Tierheim Wo einst Pelztiere litten, wird sich heute um Vierbeiner gekümmert

Langenberg. 

Langenberg. Dort, wo sich heute das Tierheim Langenberg befindet, waren vor dem Fall der Mauer und der Wende viele Tiere eingesperrt. Denn das Areal war zu DDR-Zeiten eine Pelztierfarm mit Füchsen und Nerzen, deren wertvolle Felle in Zeiten des Sozialismus vielerorts unter fragwürdigen Bedingungen "produziert" wurden. Das Wohl der Tiere spielte damals keine Rolle, doch nach der Wende änderte sich das schnell.

Spenden ließen Areal wachsen

Engagierte Tierfreunde aus den Tierschutzvereinen Hohenstein-Ernstthal, Glauchau und Stollberg bauten nach der Schließung der Farm einen Tierheimbetrieb auf. Das Areal konnte mithilfe von Spenden von der Treuhand erworben werden und wurde nach und nach umgestaltet. Neue Gebäude konnten auch mithilfe von Erbschaften errichtet werden, die Tierfreunde dem Verein gemacht hatten. Die Tierschutzvereine Stollberg und Glauchau gingen bald eigene Wege, da es auf dem Areal zu eng wurde.

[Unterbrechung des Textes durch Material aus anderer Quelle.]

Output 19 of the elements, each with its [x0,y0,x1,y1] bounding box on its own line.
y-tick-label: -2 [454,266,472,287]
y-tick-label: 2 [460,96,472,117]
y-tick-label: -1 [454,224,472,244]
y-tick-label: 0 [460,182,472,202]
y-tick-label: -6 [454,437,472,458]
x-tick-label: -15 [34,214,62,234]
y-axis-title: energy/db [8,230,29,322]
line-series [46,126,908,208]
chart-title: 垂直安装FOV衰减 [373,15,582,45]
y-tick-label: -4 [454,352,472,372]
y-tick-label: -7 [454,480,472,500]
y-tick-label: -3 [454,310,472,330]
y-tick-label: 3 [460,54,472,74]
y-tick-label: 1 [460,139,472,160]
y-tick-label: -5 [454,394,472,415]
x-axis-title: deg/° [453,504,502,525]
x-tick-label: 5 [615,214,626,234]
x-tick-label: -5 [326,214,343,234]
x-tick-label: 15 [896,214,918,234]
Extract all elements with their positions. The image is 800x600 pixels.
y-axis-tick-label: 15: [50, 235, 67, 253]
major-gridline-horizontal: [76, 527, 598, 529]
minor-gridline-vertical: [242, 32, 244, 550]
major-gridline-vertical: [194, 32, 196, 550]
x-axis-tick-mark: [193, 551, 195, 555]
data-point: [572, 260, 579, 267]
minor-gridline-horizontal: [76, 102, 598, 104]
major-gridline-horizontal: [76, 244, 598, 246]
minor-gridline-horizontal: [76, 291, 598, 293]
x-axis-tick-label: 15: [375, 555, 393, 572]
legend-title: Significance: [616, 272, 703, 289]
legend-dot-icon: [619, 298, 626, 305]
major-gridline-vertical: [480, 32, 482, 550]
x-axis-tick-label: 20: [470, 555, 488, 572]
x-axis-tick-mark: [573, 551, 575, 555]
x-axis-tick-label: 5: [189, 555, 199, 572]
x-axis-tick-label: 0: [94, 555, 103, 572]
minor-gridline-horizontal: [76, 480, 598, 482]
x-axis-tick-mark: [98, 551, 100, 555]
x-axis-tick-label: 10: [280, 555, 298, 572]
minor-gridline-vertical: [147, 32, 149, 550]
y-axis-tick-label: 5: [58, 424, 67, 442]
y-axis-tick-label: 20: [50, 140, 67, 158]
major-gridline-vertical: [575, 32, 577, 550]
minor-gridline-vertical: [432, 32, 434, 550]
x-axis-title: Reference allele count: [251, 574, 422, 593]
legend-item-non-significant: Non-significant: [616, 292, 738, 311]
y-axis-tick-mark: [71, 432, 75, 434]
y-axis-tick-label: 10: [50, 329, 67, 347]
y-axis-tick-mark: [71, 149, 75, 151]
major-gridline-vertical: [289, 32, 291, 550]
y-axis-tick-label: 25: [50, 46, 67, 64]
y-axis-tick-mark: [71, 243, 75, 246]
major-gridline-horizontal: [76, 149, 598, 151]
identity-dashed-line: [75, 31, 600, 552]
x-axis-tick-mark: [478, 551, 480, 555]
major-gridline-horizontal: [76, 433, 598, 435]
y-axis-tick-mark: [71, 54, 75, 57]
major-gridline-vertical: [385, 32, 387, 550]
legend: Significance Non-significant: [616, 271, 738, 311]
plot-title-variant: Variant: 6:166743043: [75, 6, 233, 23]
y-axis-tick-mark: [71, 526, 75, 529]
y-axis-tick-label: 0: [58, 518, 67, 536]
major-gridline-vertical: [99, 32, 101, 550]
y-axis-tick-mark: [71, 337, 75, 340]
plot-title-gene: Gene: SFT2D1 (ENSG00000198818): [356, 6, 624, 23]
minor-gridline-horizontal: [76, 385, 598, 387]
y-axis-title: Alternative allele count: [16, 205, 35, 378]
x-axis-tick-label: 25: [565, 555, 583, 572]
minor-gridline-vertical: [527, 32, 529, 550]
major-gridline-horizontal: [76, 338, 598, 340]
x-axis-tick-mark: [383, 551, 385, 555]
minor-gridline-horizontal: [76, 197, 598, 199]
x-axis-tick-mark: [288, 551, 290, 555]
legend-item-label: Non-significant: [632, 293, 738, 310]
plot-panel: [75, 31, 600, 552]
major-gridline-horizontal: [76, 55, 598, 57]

Faszination und Bedenken in der Wendenacht

Auch heute wird noch regelmäßig gebaut. "Es gibt ja immer viel zu reparieren", sagt Tierheimleitern Jana Berger, die kurz nach der Jahrtausendwende kam. Im Haupthaus stehen die Erneuerung der Fußböden und der Sanitäranlagen an, außerdem muss der Außenzwinger erneuert werden, der bei einem Sturm zerstört wurde. Wie sie den Mauerfall erlebte, weiß sie noch gut: "Ich habe es mit den Eltern im Fernsehen gesehen und war fasziniert. Ich hatte aber auch Bedenken, dass nun viele Freunde und Verwandte in den Westen gehen".